Teaching awards are one way that students and alumni can honor professors who have most influenced them, but what do you do for faculty who have won multiple teaching awards and who are retiring? Last spring, several groups of alumni decided to show their appreciation in a way that will extend into the future and directly benefit students by establishing three endowments in the humanities named after professor of English David Minter and his wife, Caroline; professor of English Alan Grob; and professor of art and art history William Camfield.

“While visiting with alumni these past couple of years,” says Jeanette Zey, director of development for the School of Humanities, “I’ve been surprised at the frequency they’ve mentioned at least one of these three honored professors. The most-expressed emotions are admiration and gratitude.” The three scholarship endowments will enhance student undergraduate education and student life and strengthen faculty, all priorities in the Rice: The Next Century Campaign. As of the end of June, about 165 alumni and close friends have contributed more than $600,000 to honor these distinguished scholars. All three professors retired this year.

The purpose of each endowment is unique, and the Caroline S. and David L. Minter Endowment, in fact, is Rice’s first endowment to specifically support undergraduate excellence in the English major. Minter began teaching at Rice in 1967, and in addition to being an exemplary teacher and scholar, he served as department chair and interim provost, vice provost, and university librarian. The Minters also were masters of Baker and Jones Colleges. Income from the endowment will provide flexible support for the English department’s teaching mission and will be allocated each year to student prizes and to the most meritorious educational projects proposed by students and faculty. This fund is not a scholarship, but instead may support student prizes for the best papers or projects, student trips to libraries and archives for senior theses, students interested in working with faculty on research projects, and the development of new courses for the English major.
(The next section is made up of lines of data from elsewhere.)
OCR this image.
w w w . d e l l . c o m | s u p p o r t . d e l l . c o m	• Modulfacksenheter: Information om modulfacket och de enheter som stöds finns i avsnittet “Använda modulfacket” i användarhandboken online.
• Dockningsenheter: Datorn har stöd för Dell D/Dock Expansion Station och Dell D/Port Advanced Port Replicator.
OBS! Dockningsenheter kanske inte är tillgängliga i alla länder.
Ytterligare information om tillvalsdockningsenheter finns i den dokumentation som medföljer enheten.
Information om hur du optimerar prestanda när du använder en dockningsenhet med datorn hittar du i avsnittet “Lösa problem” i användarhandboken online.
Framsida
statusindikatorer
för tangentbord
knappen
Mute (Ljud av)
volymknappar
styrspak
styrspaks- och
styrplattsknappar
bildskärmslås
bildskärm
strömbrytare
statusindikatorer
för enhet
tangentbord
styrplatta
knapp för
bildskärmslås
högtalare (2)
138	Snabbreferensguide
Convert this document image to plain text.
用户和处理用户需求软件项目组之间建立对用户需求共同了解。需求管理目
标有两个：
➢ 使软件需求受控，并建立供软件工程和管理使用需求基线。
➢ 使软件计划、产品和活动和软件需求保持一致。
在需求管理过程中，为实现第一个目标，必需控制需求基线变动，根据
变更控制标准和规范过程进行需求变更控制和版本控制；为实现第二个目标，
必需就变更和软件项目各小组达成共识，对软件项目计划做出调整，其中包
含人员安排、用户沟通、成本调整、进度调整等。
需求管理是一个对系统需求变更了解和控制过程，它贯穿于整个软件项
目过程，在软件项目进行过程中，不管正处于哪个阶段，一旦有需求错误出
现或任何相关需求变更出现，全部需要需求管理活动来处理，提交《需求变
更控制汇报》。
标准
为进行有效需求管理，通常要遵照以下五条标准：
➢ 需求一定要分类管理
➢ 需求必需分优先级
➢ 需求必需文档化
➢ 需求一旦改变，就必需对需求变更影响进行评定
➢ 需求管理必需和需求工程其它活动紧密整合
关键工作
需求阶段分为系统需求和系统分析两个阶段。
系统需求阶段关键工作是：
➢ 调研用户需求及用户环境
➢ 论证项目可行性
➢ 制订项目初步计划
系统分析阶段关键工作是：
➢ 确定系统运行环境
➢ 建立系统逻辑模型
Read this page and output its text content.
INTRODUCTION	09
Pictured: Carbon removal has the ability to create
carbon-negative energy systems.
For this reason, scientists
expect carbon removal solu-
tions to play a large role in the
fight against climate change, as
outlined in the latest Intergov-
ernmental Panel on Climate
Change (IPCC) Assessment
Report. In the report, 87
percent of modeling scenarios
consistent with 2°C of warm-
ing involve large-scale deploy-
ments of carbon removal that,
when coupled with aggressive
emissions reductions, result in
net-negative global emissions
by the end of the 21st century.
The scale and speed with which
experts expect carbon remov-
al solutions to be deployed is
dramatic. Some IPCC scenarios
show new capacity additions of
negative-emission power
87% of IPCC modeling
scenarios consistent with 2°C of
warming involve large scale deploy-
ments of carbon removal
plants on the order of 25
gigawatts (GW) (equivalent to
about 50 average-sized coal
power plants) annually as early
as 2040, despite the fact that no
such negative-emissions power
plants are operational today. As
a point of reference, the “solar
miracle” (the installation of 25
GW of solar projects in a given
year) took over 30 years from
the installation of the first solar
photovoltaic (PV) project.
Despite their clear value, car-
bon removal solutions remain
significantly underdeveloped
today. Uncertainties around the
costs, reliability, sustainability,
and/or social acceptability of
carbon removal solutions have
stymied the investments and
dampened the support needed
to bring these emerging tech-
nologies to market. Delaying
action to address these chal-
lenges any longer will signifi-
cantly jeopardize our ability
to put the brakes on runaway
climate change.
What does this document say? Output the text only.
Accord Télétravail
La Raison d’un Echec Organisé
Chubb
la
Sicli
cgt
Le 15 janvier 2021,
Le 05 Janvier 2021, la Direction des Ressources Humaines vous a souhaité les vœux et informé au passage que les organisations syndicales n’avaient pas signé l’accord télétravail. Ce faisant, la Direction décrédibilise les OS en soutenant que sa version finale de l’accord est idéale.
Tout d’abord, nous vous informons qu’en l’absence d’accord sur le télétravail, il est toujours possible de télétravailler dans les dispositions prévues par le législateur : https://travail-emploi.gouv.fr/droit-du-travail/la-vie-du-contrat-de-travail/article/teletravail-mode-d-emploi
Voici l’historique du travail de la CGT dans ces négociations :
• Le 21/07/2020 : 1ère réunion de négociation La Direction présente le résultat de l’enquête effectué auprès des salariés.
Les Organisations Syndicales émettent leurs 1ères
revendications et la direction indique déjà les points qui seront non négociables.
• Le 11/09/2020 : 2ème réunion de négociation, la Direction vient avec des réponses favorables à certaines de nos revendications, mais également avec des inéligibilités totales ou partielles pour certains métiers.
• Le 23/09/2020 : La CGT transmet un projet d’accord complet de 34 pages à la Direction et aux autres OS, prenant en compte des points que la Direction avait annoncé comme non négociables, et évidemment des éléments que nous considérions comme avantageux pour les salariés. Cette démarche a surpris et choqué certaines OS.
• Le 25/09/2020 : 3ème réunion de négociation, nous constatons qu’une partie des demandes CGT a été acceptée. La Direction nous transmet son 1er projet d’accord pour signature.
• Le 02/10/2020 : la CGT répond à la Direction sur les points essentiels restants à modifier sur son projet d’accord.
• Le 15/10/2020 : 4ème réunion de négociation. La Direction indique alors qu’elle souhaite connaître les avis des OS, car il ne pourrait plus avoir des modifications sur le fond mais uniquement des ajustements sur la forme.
For more than 40 years, Alan Grob was not only a great teacher of literature at Rice but a voice for those who could not speak for themselves. The Alan Grob Prize will be awarded annually to the Rice undergraduate who, through service to the larger community, has demonstrated the most devotion to the needs and interests of the economically and culturally disadvantaged and whose activities exemplify the values of community and service that Grob lived and so eloquently sought to teach. Grob first learned of the newly endowed prize at his retirement party in April. Prize recipients will be selected by the Office of the Vice President for Student Affairs.

William Camfield, whose career at Rice started in 1969, originated and nurtured the current internship course that sends a number of Rice students to the Museum of Fine Arts, Houston, each semester. The William A. Camfield Fellowship will provide support to allow one Rice undergraduate per year to spend two semesters in a working internship at the museum. This new fellowship was a surprise to Camfield when it was announced at his retirement reception at the Menil Collection in May. The fellow will be selected by a committee established by the chair of the Department of Art and Art History.